La agonía fue larga. El sacerdote tuvo tiempo de rezar varias veces
las oraciones de la recomendación del alma. Unas veces en latín, otras
en francés. Una vez ella exclamó: “¡Oh, Jesús, qué hermosas son estas
oraciones!”. Poco antes de morir dijo: «Vivid perfectamente unidas unas
a otras, pero con la verdadera “unión de corazones” », repitiendo
muchas veces la expresión “unión de corazones”. La Madre de Chantal
tomó el crucifijo en la mano derecha, y en la izquierda el cirio bendito,
para ir así engalanada al encuentro del Amado. El sacerdote le dijo que
esos grandes dolores que sufría eran los clamores que precedían a la
venida del Esposo, que ya venía, que se aproximaba y que si no quería
ella salirle al encuentro. “Sí, Padre mío, dijo con claridad. Ya me voy.
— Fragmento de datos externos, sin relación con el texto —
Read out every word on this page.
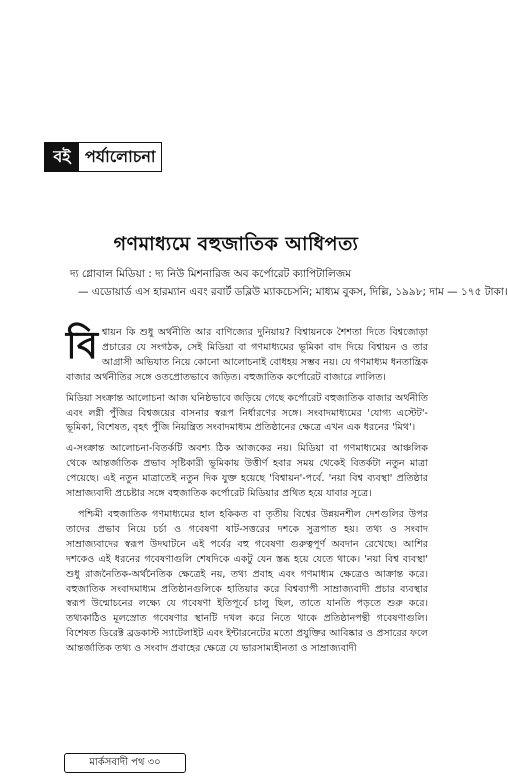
বই পর্যালোচনা
গণমাধ্যমে বহুজাতিক আধিপত্য
দ্য গ্লোবাল মিডিয়া : দ্য নিউ মিশনারিজ অব কর্পোরেট ক্যাপিটালিজম
— এডোয়ার্ড এস হারম্যান এবং রবার্ট ডব্লিউ ম্যাকচেসনি; মাধ্যম বুকস, দিল্লি, ১৯৯৮; দাম — ১৭৫ টাকা।

বি শ্বায়ন কি শুধু অর্থনীতি আর বাণিজ্যের দুনিয়ায়? বিশ্বায়নকে শৈশতা দিতে বিশ্বজোড়া প্রচারের যে সংগঠক, সেই মিডিয়া বা গণমাধ্যমের ভূমিকা বাদ দিয়ে বিশ্বায়ন ও তার আগ্রাসী অভিযাত নিয়ে কোনো আলোচনাই বোধহয় সম্ভব নয়। যে গণমাধ্যম ধনতান্ত্রিক বাজার অর্থনীতির সঙ্গে ওতপ্রোতভাবে জড়িত। বহুজাতিক কর্পোরেট বাজারে লালিত।

মিডিয়া সংক্রান্ত আলোচনা আজ ঘনিষ্ঠভাবে জড়িয়ে গেছে কর্পোরেট বহুজাতিক বাজার অর্থনীতি এবং লগ্নী পুঁজির বিশ্বজয়ের বাসনার স্বরূপ নির্ধারণের সঙ্গে। সংবাদমাধ্যমের 'যোগ্য এস্টেট'-ভূমিকা, বিশেষত, বৃহৎ পুঁজি নিয়ন্ত্রিত সংবাদমাধ্যম প্রতিষ্ঠানের ক্ষেত্রে এখন এক ধরনের 'মিথ'।

এ-সংক্রান্ত আলোচনা-বিতর্কটি অবশ্য ঠিক আজকের নয়। মিডিয়া বা গণমাধ্যমের আঞ্চলিক থেকে আন্তর্জাতিক প্রভাব সৃষ্টিকারী ভূমিকায় উত্তীর্ণ হবার সময় থেকেই বিতর্কটা নতুন মাত্রা পেয়েছে। এই নতুন মাত্রাতেই নতুন দিক যুক্ত হয়েছে 'বিশ্বায়ন'-পর্বে. 'নয়া বিশ্ব ব্যবস্থা' প্রতিষ্ঠার সাম্রাজ্যবাদী প্রচেষ্টার সঙ্গে বহুজাতিক কর্পোরেট মিডিয়ার প্রথিত হয়ে যাবার সূত্রে।

পশ্চিমী বহুজাতিক গণমাধ্যমের হাল হকিকত বা তৃতীয় বিশ্বের উন্নয়নশীল দেশগুলির উপর তাদের প্রভাব নিয়ে চর্চা ও গবেষণা ষাট-সত্তরের দশকে সুত্রপাত হয়। তথ্য ও সংবাদ সাম্রাজ্যবাদের স্বরূপ উদঘাটনে এই পর্বের বহু গবেষণা গুরুত্বপূর্ণ অবদান রেখেছে। আশির দশকেও এই ধরনের গবেষণাগুলি শেষদিকে একটু যেন স্তব্ধ হয়ে যেতে থাকে। 'নয়া বিশ্ব ব্যবস্থা' শুধু রাজনৈতিক-অর্থনৈতিক ক্ষেত্রেই নয়, তথ্য প্রবাহ এবং গণমাধ্যম ক্ষেত্রেও আক্রান্ত করে। বহুজাতিক সংবাদমাধ্যম প্রতিষ্ঠানগুলিকে হাতিয়ার করে বিশ্বব্যাপী সাম্রাজ্যবাদী প্রচার ব্যবস্থার স্বরূপ উন্মোচনের লক্ষ্যে যে গবেষণা ইতিপূর্বে চালু ছিল, তাতে যানতি পড়তে শুরু করে। তথ্যকাঠিও মূলস্রোত গবেষণার স্থানটি দখল করে নিতে থাকে প্রতিষ্ঠানপন্থী গবেষণাগুলি। বিশেষত ডিরেক্ট ব্রডকাস্ট স্যাটেলাইট এবং ইন্টারনেটের মতো প্রযুক্তির আবিষ্কার ও প্রসারের ফলে আন্তর্জাতিক তথ্য ও সংবাদ প্রবাহের ক্ষেত্রে যে ভারসাম্যহীনতা ও সাম্রাজ্যবাদী

মার্কসবাদী পথ ৩০
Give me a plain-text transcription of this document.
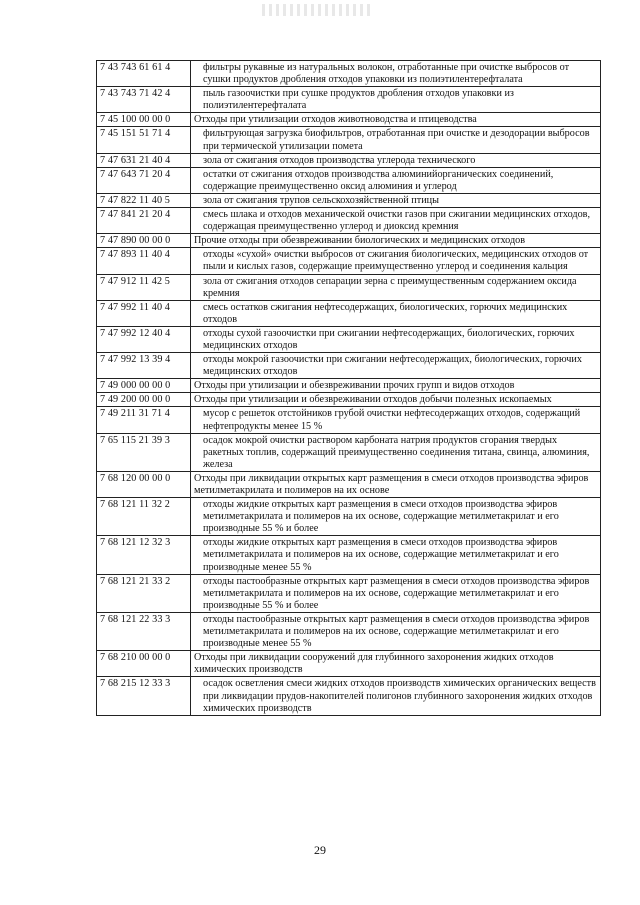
7 43 743 61 61 4	фильтры рукавные из натуральных волокон, отработанные при очистке выбросов от сушки продуктов дробления отходов упаковки из полиэтилентерефталата
7 43 743 71 42 4	пыль газоочистки при сушке продуктов дробления отходов упаковки из полиэтилентерефталата
7 45 100 00 00 0	Отходы при утилизации отходов животноводства и птицеводства
7 45 151 51 71 4	фильтрующая загрузка биофильтров, отработанная при очистке и дезодорации выбросов при термической утилизации помета
7 47 631 21 40 4	зола от сжигания отходов производства углерода технического
7 47 643 71 20 4	остатки от сжигания отходов производства алюминийорганических соединений, содержащие преимущественно оксид алюминия и углерод
7 47 822 11 40 5	зола от сжигания трупов сельскохозяйственной птицы
7 47 841 21 20 4	смесь шлака и отходов механической очистки газов при сжигании медицинских отходов, содержащая преимущественно углерод и диоксид кремния
7 47 890 00 00 0	Прочие отходы при обезвреживании биологических и медицинских отходов
7 47 893 11 40 4	отходы «сухой» очистки выбросов от сжигания биологических, медицинских отходов от пыли и кислых газов, содержащие преимущественно углерод и соединения кальция
7 47 912 11 42 5	зола от сжигания отходов сепарации зерна с преимущественным содержанием оксида кремния
7 47 992 11 40 4	смесь остатков сжигания нефтесодержащих, биологических, горючих медицинских отходов
7 47 992 12 40 4	отходы сухой газоочистки при сжигании нефтесодержащих, биологических, горючих медицинских отходов
7 47 992 13 39 4	отходы мокрой газоочистки при сжигании нефтесодержащих, биологических, горючих медицинских отходов
7 49 000 00 00 0	Отходы при утилизации и обезвреживании прочих групп и видов отходов
7 49 200 00 00 0	Отходы при утилизации и обезвреживании отходов добычи полезных ископаемых
7 49 211 31 71 4	мусор с решеток отстойников грубой очистки нефтесодержащих отходов, содержащий нефтепродукты менее 15 %
7 65 115 21 39 3	осадок мокрой очистки раствором карбоната натрия продуктов сгорания твердых ракетных топлив, содержащий преимущественно соединения титана, свинца, алюминия, железа
7 68 120 00 00 0	Отходы при ликвидации открытых карт размещения в смеси отходов производства эфиров метилметакрилата и полимеров на их основе
7 68 121 11 32 2	отходы жидкие открытых карт размещения в смеси отходов производства эфиров метилметакрилата и полимеров на их основе, содержащие метилметакрилат и его производные 55 % и более
7 68 121 12 32 3	отходы жидкие открытых карт размещения в смеси отходов производства эфиров метилметакрилата и полимеров на их основе, содержащие метилметакрилат и его производные менее 55 %
7 68 121 21 33 2	отходы пастообразные открытых карт размещения в смеси отходов производства эфиров метилметакрилата и полимеров на их основе, содержащие метилметакрилат и его производные 55 % и более
7 68 121 22 33 3	отходы пастообразные открытых карт размещения в смеси отходов производства эфиров метилметакрилата и полимеров на их основе, содержащие метилметакрилат и его производные менее 55 %
7 68 210 00 00 0	Отходы при ликвидации сооружений для глубинного захоронения жидких отходов химических производств
7 68 215 12 33 3	осадок осветления смеси жидких отходов производств химических органических веществ при ликвидации прудов-накопителей полигонов глубинного захоронения жидких отходов химических производств
29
¡Jesús, Jesús, Jesús!”. Con estos tres dulces suspiros acabó de morar en
este mundo, para comenzar a vivir la verdadera vida con Jesús en la
gloria. Expiró mientras el Padre Rector pronunciaba estas palabras:
“Subvenite, sancti, etc.”, el 13 de diciembre de 1641, entre las seis y las
siete de la tarde, a la edad de casi setenta años.